How the Coronavirus Is Beginning to Impact the C-store Industry

March 9, 2020 11:05 AM

NATIONAL REPORT — As the global economy continues to navigate the coronavirus and COVID-19, effects are starting to be felt in the convenience channel.

With convenience stores selling roughly 80 percent of gas in the United States, one byproduct of the virus is being reflected in prices at the pump. According to AAA, a recent decrease in crude prices has been driven by the growing impact of the coronavirus.

"The market continues to worry that the impact of the virus will lead to a reduction in global economic growth and global travel, with crude demand expected to decrease," the association said. "Until it appears that the international public health threat from the virus decreases and China's industrial sector recovers from the impact of the virus on production, crude prices are likely to continue facing downward pressure."

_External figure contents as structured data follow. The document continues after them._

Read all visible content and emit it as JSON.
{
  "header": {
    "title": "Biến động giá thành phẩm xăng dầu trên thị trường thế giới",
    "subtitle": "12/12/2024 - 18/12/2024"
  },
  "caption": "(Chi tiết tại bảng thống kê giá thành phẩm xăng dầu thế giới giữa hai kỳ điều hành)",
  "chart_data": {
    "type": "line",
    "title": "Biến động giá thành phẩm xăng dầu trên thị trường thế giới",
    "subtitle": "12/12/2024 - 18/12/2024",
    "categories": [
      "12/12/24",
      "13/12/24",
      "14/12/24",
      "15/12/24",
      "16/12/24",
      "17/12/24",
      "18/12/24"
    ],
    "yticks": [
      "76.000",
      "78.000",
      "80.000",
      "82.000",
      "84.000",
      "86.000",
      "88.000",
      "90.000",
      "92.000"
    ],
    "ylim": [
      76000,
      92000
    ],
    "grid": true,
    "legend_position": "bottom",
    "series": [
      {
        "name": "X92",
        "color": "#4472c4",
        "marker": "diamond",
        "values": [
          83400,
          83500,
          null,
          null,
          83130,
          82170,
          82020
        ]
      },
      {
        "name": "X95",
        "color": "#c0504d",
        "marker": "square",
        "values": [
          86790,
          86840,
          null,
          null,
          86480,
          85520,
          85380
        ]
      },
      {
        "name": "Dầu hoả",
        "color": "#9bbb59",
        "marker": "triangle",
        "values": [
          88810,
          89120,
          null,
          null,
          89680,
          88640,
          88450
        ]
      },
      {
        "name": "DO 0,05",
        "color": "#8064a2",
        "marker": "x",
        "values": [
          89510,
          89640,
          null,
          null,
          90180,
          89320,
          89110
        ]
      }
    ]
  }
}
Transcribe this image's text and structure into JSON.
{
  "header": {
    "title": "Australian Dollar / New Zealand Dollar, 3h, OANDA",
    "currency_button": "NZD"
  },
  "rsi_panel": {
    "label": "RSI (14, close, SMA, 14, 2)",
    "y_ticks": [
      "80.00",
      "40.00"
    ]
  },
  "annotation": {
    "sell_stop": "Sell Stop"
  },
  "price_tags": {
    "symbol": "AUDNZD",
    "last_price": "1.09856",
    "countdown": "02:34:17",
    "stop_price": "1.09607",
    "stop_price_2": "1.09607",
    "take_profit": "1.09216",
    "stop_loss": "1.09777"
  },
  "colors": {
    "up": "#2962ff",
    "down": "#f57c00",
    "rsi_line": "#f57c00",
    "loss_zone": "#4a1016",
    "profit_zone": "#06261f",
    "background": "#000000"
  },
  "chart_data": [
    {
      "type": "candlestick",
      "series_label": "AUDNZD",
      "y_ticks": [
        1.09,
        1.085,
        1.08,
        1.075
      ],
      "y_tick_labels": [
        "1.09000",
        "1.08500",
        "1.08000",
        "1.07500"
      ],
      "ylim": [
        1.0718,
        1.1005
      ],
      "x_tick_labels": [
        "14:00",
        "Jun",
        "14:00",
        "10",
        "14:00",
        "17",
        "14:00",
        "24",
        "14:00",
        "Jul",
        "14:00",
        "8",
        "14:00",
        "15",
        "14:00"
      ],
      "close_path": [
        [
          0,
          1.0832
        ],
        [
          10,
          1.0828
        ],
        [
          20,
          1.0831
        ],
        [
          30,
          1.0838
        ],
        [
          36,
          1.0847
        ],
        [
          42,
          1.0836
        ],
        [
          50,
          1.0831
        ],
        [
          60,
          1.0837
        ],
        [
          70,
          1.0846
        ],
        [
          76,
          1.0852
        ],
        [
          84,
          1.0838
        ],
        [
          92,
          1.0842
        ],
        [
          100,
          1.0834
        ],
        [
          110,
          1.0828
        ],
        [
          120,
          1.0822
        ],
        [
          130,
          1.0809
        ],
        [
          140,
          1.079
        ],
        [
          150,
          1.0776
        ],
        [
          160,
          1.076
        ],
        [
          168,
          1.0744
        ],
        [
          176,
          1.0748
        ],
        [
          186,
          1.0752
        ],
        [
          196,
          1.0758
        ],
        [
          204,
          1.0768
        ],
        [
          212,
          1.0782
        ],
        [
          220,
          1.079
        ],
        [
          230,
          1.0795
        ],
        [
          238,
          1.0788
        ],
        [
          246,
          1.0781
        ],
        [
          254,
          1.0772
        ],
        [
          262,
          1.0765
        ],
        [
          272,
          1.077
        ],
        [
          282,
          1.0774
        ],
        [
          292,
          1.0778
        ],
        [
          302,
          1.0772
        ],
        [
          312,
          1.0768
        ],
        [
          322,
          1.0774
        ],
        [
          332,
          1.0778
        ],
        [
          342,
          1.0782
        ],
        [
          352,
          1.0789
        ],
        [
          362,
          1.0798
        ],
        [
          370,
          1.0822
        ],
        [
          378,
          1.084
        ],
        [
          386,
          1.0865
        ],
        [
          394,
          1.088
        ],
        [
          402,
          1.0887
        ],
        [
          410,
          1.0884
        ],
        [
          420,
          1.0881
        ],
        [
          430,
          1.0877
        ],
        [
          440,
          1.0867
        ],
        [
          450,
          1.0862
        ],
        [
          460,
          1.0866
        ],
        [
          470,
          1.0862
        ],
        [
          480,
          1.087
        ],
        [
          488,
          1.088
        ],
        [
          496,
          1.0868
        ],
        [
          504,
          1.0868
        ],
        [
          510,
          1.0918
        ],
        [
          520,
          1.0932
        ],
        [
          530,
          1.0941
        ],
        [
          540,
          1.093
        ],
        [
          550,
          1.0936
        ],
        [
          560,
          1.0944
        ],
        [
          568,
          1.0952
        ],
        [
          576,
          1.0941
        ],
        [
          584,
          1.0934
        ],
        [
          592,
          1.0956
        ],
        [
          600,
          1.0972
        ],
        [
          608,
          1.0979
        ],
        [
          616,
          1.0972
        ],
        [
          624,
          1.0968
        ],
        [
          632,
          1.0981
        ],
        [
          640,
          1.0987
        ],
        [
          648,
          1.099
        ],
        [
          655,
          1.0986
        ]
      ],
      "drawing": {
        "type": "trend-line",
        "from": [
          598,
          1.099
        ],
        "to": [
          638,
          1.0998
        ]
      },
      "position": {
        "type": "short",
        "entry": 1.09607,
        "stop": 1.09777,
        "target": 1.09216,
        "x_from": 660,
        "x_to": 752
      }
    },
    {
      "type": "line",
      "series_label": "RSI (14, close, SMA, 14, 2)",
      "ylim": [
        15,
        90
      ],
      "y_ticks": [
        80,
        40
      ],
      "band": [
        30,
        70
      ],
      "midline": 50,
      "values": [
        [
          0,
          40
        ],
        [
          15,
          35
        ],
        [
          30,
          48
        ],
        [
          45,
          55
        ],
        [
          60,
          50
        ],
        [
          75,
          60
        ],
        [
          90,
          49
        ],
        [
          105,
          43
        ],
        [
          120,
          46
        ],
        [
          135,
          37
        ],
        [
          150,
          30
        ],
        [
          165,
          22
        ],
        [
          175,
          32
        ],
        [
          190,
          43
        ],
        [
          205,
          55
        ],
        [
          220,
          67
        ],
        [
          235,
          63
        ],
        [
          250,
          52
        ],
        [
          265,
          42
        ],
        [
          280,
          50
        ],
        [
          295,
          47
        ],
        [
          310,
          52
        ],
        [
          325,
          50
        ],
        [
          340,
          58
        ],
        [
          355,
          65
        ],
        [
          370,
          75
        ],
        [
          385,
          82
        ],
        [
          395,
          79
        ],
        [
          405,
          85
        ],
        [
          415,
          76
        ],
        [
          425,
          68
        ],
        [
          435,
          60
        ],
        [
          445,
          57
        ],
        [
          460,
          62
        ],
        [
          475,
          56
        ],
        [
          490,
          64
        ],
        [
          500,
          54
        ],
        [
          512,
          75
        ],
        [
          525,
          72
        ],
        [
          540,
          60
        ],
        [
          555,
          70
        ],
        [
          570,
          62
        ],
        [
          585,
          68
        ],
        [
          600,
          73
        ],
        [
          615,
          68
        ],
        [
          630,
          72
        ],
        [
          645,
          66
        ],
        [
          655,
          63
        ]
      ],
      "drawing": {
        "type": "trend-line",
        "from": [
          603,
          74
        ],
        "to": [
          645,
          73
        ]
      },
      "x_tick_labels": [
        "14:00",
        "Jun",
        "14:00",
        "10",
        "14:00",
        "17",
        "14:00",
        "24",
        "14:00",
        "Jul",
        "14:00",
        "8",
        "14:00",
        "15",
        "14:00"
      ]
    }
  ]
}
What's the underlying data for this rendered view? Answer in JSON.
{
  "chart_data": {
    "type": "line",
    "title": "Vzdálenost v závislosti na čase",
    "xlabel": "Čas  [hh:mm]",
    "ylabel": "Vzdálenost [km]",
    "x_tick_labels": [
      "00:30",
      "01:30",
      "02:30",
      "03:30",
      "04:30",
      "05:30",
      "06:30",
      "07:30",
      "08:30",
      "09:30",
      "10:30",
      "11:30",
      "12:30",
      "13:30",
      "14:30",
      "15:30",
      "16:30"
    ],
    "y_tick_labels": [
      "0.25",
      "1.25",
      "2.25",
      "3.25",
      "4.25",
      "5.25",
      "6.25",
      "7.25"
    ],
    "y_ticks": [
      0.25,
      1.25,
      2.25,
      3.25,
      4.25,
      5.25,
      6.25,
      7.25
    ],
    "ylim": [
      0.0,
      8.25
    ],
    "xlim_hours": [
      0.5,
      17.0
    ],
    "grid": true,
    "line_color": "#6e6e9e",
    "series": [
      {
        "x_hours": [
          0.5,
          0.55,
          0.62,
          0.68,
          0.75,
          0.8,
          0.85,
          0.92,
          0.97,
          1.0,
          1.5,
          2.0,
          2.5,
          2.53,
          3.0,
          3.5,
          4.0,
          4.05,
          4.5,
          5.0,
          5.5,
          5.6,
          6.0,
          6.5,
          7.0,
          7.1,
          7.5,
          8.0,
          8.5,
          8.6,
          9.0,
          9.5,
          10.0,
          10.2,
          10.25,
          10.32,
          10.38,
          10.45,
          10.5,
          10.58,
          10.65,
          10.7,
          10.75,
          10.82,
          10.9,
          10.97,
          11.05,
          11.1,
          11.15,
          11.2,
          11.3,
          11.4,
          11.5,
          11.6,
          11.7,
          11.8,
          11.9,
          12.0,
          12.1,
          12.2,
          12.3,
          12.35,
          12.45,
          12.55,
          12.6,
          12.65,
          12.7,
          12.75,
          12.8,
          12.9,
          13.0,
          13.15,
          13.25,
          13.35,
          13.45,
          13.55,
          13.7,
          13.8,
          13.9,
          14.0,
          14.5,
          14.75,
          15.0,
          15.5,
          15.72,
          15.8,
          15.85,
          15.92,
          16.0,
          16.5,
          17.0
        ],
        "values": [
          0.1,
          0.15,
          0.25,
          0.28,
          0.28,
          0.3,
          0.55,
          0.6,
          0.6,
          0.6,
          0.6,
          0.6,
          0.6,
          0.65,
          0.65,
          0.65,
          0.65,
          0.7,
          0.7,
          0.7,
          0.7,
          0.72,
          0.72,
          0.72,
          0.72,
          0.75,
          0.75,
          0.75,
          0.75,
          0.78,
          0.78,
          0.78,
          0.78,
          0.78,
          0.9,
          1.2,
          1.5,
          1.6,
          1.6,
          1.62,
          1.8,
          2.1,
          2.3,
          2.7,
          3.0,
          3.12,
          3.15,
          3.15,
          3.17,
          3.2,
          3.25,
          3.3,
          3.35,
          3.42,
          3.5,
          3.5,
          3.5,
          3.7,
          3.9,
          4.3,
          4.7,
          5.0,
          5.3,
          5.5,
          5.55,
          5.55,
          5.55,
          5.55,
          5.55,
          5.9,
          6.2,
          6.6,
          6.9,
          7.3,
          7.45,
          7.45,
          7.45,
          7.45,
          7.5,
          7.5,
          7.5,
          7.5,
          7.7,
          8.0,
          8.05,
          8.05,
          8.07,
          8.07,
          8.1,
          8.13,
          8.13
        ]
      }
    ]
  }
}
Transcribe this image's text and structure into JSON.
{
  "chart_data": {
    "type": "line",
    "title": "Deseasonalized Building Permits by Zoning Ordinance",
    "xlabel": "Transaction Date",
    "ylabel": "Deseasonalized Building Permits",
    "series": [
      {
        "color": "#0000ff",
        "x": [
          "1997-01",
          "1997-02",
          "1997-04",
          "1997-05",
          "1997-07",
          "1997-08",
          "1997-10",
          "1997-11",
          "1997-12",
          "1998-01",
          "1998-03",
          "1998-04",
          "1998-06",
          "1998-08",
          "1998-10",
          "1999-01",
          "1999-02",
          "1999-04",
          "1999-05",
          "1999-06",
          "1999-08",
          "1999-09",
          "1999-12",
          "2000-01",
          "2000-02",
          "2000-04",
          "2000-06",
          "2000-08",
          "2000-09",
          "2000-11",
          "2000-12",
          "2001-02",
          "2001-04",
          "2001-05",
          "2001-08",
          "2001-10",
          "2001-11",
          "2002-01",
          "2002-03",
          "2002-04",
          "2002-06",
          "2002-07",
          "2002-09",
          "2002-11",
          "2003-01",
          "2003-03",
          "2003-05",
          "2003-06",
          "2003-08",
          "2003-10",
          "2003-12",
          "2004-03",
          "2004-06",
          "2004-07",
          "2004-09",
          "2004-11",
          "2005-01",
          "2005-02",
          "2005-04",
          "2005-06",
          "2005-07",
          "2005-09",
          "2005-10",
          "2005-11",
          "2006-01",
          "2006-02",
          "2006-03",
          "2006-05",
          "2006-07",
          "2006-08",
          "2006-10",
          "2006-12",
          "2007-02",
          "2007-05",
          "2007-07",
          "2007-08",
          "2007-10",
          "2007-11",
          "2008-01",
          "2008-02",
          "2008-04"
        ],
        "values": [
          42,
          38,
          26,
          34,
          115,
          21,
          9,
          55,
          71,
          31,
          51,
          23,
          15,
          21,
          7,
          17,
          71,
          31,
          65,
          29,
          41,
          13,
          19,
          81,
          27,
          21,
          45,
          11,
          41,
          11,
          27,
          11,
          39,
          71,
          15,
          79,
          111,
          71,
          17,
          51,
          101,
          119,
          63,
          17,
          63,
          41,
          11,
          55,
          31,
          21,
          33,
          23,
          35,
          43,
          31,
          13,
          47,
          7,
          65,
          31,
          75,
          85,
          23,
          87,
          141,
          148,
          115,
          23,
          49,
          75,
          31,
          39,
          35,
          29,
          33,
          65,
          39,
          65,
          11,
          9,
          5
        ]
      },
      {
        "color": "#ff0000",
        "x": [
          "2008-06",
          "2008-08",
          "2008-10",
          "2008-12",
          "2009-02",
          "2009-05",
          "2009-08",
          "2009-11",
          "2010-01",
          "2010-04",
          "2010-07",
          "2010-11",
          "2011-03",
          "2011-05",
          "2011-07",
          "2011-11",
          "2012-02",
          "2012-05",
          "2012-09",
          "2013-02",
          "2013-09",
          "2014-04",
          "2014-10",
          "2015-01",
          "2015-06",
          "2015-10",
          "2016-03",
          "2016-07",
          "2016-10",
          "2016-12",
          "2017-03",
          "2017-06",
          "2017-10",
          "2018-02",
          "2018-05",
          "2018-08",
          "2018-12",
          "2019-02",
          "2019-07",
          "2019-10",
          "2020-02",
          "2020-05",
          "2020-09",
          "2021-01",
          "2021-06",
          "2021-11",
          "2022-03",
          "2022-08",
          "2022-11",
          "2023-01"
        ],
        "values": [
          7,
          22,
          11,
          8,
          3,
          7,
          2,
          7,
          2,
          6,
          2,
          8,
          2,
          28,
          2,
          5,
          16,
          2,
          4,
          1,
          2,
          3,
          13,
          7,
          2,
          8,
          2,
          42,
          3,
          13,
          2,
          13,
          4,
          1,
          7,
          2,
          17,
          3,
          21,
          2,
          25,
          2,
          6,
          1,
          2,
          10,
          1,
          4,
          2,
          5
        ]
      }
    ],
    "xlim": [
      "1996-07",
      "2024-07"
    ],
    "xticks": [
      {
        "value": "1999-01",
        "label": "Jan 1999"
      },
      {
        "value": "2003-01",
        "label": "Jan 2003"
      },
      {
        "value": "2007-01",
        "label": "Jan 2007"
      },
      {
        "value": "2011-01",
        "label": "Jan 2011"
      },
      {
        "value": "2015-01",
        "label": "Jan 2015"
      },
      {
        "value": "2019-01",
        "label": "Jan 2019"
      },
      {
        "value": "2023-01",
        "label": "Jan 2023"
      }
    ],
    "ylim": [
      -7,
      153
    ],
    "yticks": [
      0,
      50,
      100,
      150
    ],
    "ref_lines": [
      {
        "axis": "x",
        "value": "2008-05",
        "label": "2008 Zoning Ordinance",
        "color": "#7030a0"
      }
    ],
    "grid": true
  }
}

At the pump, GasBuddy said gas prices have decreased in almost every state and at least 3,000 gas stations are selling gas for less than $2, reported Action News Jax.

GasBuddy recommended that motorists wait to fill up because prices at the pump are expected to continue to drop if the virus continues to spread.

Inside the store, c-store operators may find consumers adding more to their baskets. According to Nielsen, consumers are stocking up on emergency supplies. They are also starting to think beyond emergency items, such as basic foodstuffs, including canned goods, flour, sugar and bottled water.

"Concerns are having a ripple effect into nonfood essentials as well. In the U.S., sales of supplements, fruit snacks and first aid kits, for example, are all on the rise," Nielsen said.

The research company's initial investigation across major countries around the world found that "significant spikes in the hoarding of emergency supplies is occurring in China, the U.S. and Italy, where consumers are rushing to build what are being labelled 'pandemic pantries,'" Nielsen added.

Increased public health concerns also led NACS to postpone its NACS Convenience Summit Asia, which was scheduled for March 3-5 in Bangkok. "The health and safety of our attendees, partners and staff is always our first priority," the association said.

NACS is issuing a full refund to all registered attendees in accordance with its event refund policy. Next year's NACS Convenience Summit Asia is slated to be held March 2-4, 2021 at the Waldorf Astoria Bangkok.


In late February, the Centers for Disease Control and Prevention (CDC) released an interim guidance aimed at helping prevent workplace exposure to acute respiratory illnesses, including COVID-19, in non-healthcare settings. 

Although much is unknown about how the virus that causes COVID-19 spreads, the CDC said current knowledge is largely based on what is known about similar coronaviruses.

The CDC's recommended strategies for employers include:

  • Actively encourage sick employees to stay home;
  • Separate sick employees who show up for work;
  • Emphasize respiratory etiquette and hand hygiene by all employees;
  • Perform routine environmental cleaning; and
  • Advise employees before traveling to take certain steps.